Posted by: Why don't Dems whine about Perot? | June 26, 2008 at 02:34 PM
The assigning of responsibility to an individual or a small group for a large collective action is a pointless endeavor, especially since you have no power to punish those people.
As far as individuals are concerned, some Nader supporters regret their votes in 2000, while others would do it over again if given a chance, and indeed repeated their vote in 2004 and fully intend to in 2008. It's not our fault that the U.S. is screwed up and millions of people vote for crooks. All the big-party, big-money politicians are crooks -- just look at how Obama's friends and fundraisers keep getting arrested too.
Posted by: Jeff | June 26, 2008 at 04:20 PM
We need a 50 state Democratic Party. For years, the fools that run the national party and consultants who recieve commissions on media buys have been pursuing a 14 or so state strategy that resulted in lost elections and lucrative commissions for consultants. I can only hope Dean and Obama are successful in making this a national election.
Posted by: nonheroicvet | June 26, 2008 at 06:12 PM
I thought it was a none of the above court! Nader offered us a name to vote for, knowing that neither major party was worth the corruption, the disrespect for law, the corporate greed that would come from 'the rule of law, not men!'
The Bush corruption, the Gore corruption...and now the Obama/McCain corruption.
Scalia, Thomas, Alito, give us the law of our jungle.
Again, it's Nader or None of the Above.
Posted by: jim guilfoil | June 26, 2008 at 06:56 PM
Al Gore's father was in the Congress for 32 years. Al Gore himself served 8 years in the House, the senate and the VP post. Bopth of them were elected to all these affices by Tennessee. Al Gore couldn't carry Tennessee in 2000.
Al gore won in Florida. Instead of fighting for what was his, he folded his tent and went home.
Al Gore would have inflicted on decent Americans a running mate of astonishing stupidity and venality. Yes, Joe Lieberman was to a heartbeat from the presidency, by Al Gore's choice.
Enough of this whining about Ralph Nader the spoiler.
Posted by: jim bouman | June 26, 2008 at 10:57 PM
You could support instant runoff voting or something similar and give others a chance rather than just two parties. Clinton impeachment hearings had a lot to do with 2000 as well, even if the impeachment was frivolous.

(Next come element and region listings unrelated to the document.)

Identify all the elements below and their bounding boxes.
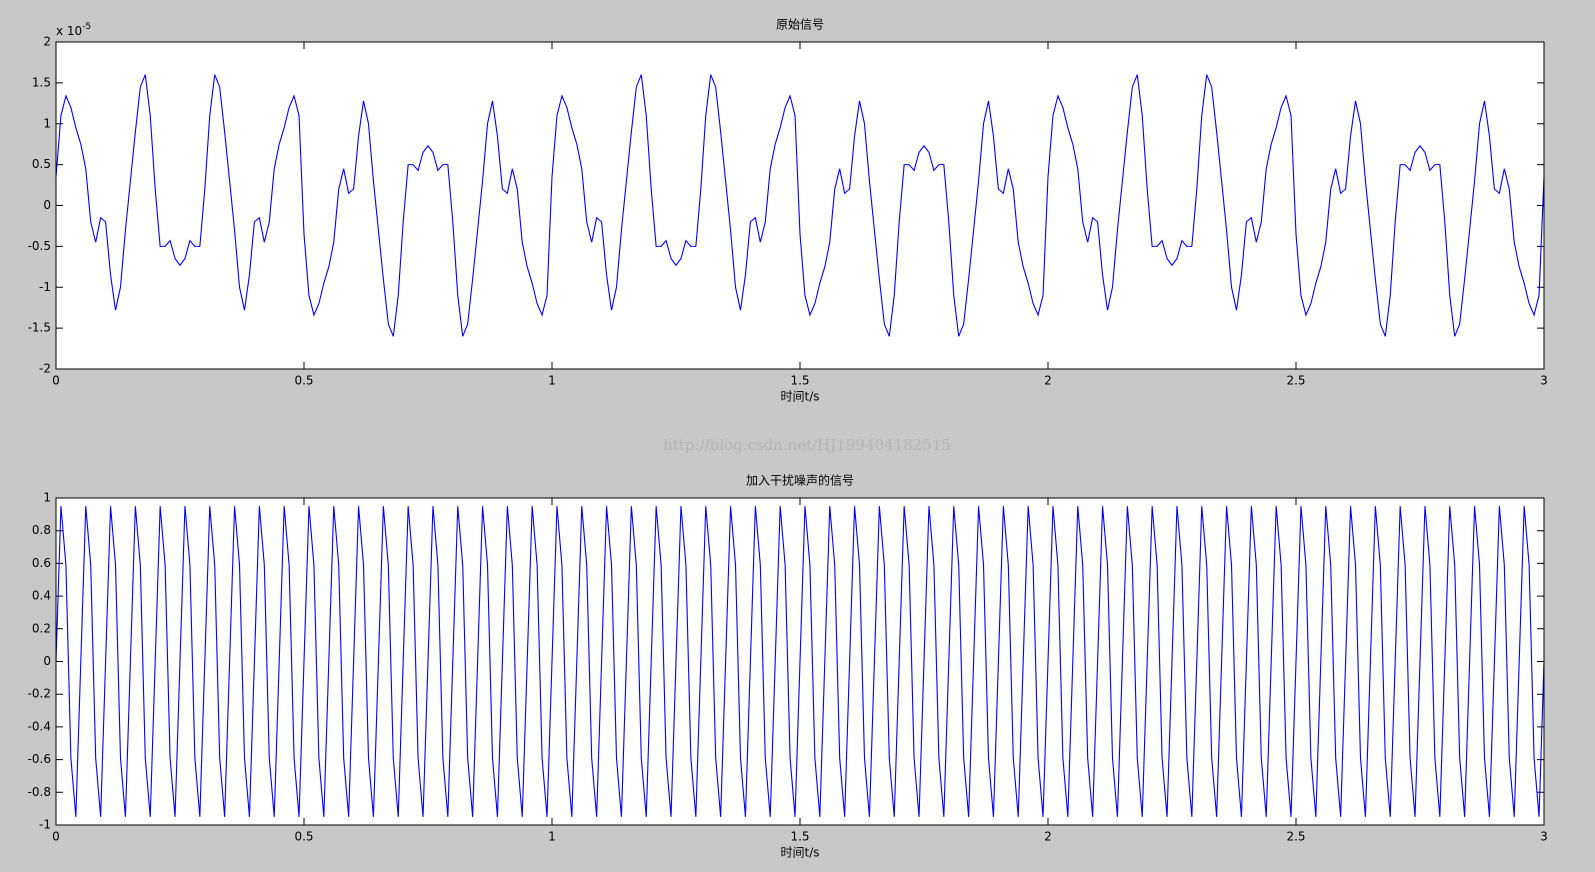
plot-area (56, 42, 1544, 369)
y-tick-label: -0.4 (28, 719, 51, 733)
y-tick-label: -2 (39, 362, 51, 376)
y-tick-label: -1 (39, 280, 51, 294)
watermark: http://blog.csdn.net/HJ199404182515 (663, 436, 951, 454)
y-tick-label: 1.5 (32, 75, 51, 89)
x-tick-label: 0.5 (294, 374, 313, 388)
x-tick-label: 2.5 (1286, 374, 1305, 388)
x-tick-label: 1.5 (790, 830, 809, 844)
axes-box (55, 497, 1545, 826)
y-tick-label: -0.2 (28, 687, 51, 701)
y-tick-label: -0.8 (28, 785, 51, 799)
y-tick-label: 0.6 (32, 556, 51, 570)
chart-title: 加入干扰噪声的信号 (746, 473, 854, 488)
y-tick-label: -0.6 (28, 752, 51, 766)
x-tick-label: 2.5 (1286, 830, 1305, 844)
y-tick-label: 0.8 (32, 523, 51, 537)
y-tick-label: -0.5 (28, 239, 51, 253)
x-tick-label: 1 (548, 374, 556, 388)
y-multiplier-base: x 10 (56, 24, 82, 38)
x-axis-label: 时间t/s (780, 390, 819, 404)
x-tick-label: 2 (1044, 374, 1052, 388)
y-tick-label: 0.4 (32, 589, 51, 603)
x-tick-label: 3 (1540, 830, 1548, 844)
y-tick-label: 1 (43, 116, 51, 130)
y-tick-label: 0.2 (32, 621, 51, 635)
y-tick-label: -1.5 (28, 321, 51, 335)
y-multiplier: x 10-5 (56, 22, 91, 38)
y-tick-label: 0.5 (32, 157, 51, 171)
x-tick-label: 1.5 (790, 374, 809, 388)
x-tick-label: 0.5 (294, 830, 313, 844)
x-tick-label: 0 (52, 374, 60, 388)
chart-title: 原始信号 (776, 18, 824, 32)
y-tick-label: -1 (39, 818, 51, 832)
x-tick-label: 3 (1540, 374, 1548, 388)
x-tick-label: 0 (52, 830, 60, 844)
y-tick-label: 0 (43, 198, 51, 212)
y-tick-label: 0 (43, 654, 51, 668)
y-tick-label: 2 (43, 35, 51, 49)
signal-line (55, 74, 1545, 337)
x-tick-label: 2 (1044, 830, 1052, 844)
axes-box (55, 41, 1545, 370)
x-tick-label: 1 (548, 830, 556, 844)
y-multiplier-exponent: -5 (82, 22, 91, 32)
x-axis-label: 时间t/s (780, 846, 819, 860)
y-tick-label: 1 (43, 491, 51, 505)
signal-line (55, 506, 1545, 817)
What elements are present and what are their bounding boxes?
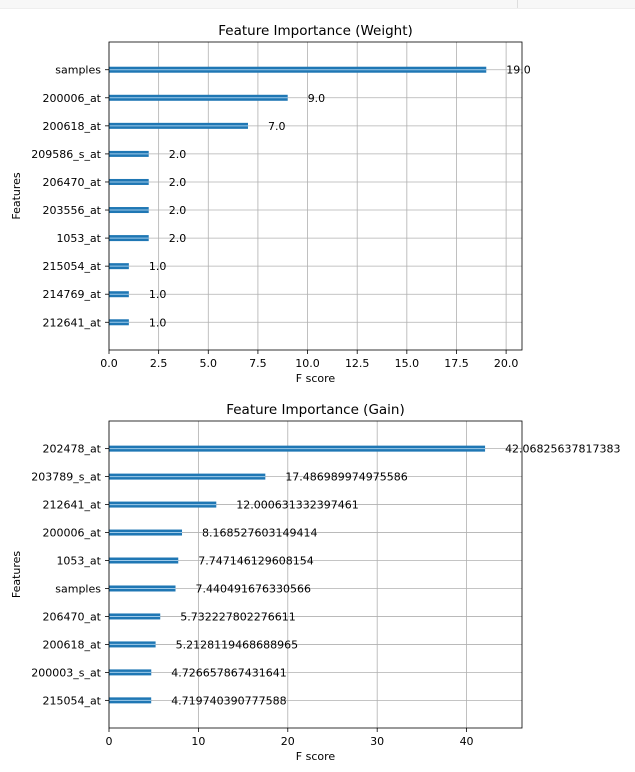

Anyway, this post is off base for another significant reason: Justaces Roberts and Alito were appointed in Bush's second term. Justice O'Conner was on the bench until January 31, 2006. Rehnquist fought on as long as he could, until September 3, 2005.
If only the Democrats could have fought as hard in 2004 as Rehnquist did in 2005. What effect did Nader have in 2004? Very little.
So shouldn't Thursday's ruling be attributed to the Kerry/Edwards Supreme Court?
Posted by: Dan Sebald | June 27, 2008 at 01:31 AM
This supposed Nader court is just a slight upgrade from the "Perot" court we had in the mid to late 90's.
Posted by: Ron | June 28, 2008 at 07:30 PM
This is the kind of frame I'd expect from a right wing Republican.
Gore actually won Florida. He failed to fight for his win.
Ralph had nothing to do with that.
The whole notion that Nader cost Gore Florida is one of the most disgusting lies in the history of U.S. politics.
End this phony attack on America's Greatest Citizen.